Submissions and debates at WTO review meetings do not constitute formal legal complaints, but they often provide an indication of pressing disagreements between WTO members and, sometimes, future trade disputes.
China agreed as part of its WTO accession package six years ago to phase in a number of reforms aimed at liberalizing its agricultural, manufacturing and services markets. It also accepted a decade of annual reviews.
But China provided only limited answers to questions posed by the U.S., the EU and Japan at the meeting, officials said. It also challenged whether the review was the appropriate forum for examining issues it said were not part of its WTO commitments.
The spokesman for the Chinese mission to the WTO in Geneva declined to comment.
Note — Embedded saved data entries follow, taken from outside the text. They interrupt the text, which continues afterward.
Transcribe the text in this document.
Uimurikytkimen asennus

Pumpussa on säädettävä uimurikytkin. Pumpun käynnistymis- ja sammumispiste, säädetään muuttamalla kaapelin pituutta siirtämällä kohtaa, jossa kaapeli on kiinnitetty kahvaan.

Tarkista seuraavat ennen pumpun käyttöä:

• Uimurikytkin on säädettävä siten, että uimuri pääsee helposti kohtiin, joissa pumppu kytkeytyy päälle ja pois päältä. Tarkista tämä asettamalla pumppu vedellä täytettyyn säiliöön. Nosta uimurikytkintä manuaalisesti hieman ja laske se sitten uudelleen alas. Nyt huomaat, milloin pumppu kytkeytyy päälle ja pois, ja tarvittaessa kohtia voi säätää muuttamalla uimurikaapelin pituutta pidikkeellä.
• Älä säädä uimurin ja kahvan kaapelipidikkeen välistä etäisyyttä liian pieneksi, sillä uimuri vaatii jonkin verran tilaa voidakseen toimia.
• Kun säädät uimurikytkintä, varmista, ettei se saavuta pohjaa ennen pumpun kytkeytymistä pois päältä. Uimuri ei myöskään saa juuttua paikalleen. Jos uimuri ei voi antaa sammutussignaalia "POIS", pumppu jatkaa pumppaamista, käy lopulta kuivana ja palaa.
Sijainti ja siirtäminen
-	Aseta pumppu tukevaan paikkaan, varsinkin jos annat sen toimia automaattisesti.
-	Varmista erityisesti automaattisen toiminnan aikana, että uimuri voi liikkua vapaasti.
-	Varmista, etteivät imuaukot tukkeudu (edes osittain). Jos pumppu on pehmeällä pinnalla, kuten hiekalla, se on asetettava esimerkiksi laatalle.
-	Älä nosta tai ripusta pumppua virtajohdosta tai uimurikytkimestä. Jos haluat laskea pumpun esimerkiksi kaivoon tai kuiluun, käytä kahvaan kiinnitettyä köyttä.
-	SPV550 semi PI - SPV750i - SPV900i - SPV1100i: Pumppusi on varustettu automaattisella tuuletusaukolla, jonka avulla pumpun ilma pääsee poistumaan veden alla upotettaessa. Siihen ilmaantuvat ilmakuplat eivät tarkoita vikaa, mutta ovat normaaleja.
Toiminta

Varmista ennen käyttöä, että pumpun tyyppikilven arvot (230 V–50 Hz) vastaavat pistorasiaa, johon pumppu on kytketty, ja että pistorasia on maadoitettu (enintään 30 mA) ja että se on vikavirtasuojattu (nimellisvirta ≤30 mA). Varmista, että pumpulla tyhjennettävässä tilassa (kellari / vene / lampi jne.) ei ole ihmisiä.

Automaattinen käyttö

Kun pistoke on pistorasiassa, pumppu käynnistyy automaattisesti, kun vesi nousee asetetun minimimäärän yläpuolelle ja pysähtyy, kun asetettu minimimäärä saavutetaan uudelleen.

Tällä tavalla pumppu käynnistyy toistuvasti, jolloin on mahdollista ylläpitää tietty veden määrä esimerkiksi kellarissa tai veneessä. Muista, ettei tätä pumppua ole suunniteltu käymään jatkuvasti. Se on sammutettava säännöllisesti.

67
Beijing, the world's largest producer of many industrial commodities, drives up costs for companies outside China by limiting its export of the raw materials, the U.S. told the WTO's 151 members in its submission to the review body last month.
It claimed that the export restrictions also ensure an oversupply of commodities on the Chinese market, keeping costs low for domestic producers of ceramics, semiconductor chips, fiber optic cables and numerous other goods.
As a result, American companies are forced to pay significantly more than Chinese firms for key steel ingredients such as coke, tin, zinc and rare earths; semiconductor materials such as antimony and silicon; tungsten for mining and construction; and fluorspar, magnesium carbonate and talc.
"China's export quotas on these raw materials significantly disadvantage U.S. and other foreign producers, which use these raw materials to make a wide range of (finished) products," Washington said in a written submission.
Stephen Norton, a spokesman for the U.S. trade representative in Washington, said last month the objections were outlined to the WTO to get the issues on the record and not necessarily to prepare for a formal complaint.
The global commerce body is already investigating three Sino-American trade disputes. Washington accuses China of illegally hindering the import of foreign auto parts, providing government subsidies to a number of Chinese industries and effectively providing a safe haven for product piracy and counterfeiting through excessively high thresholds for criminal prosecution.
The United States announced last week it would ask for a fourth formal investigation of Chinese trade policy, specifically on restrictions hindering the sale of American movies, music and books.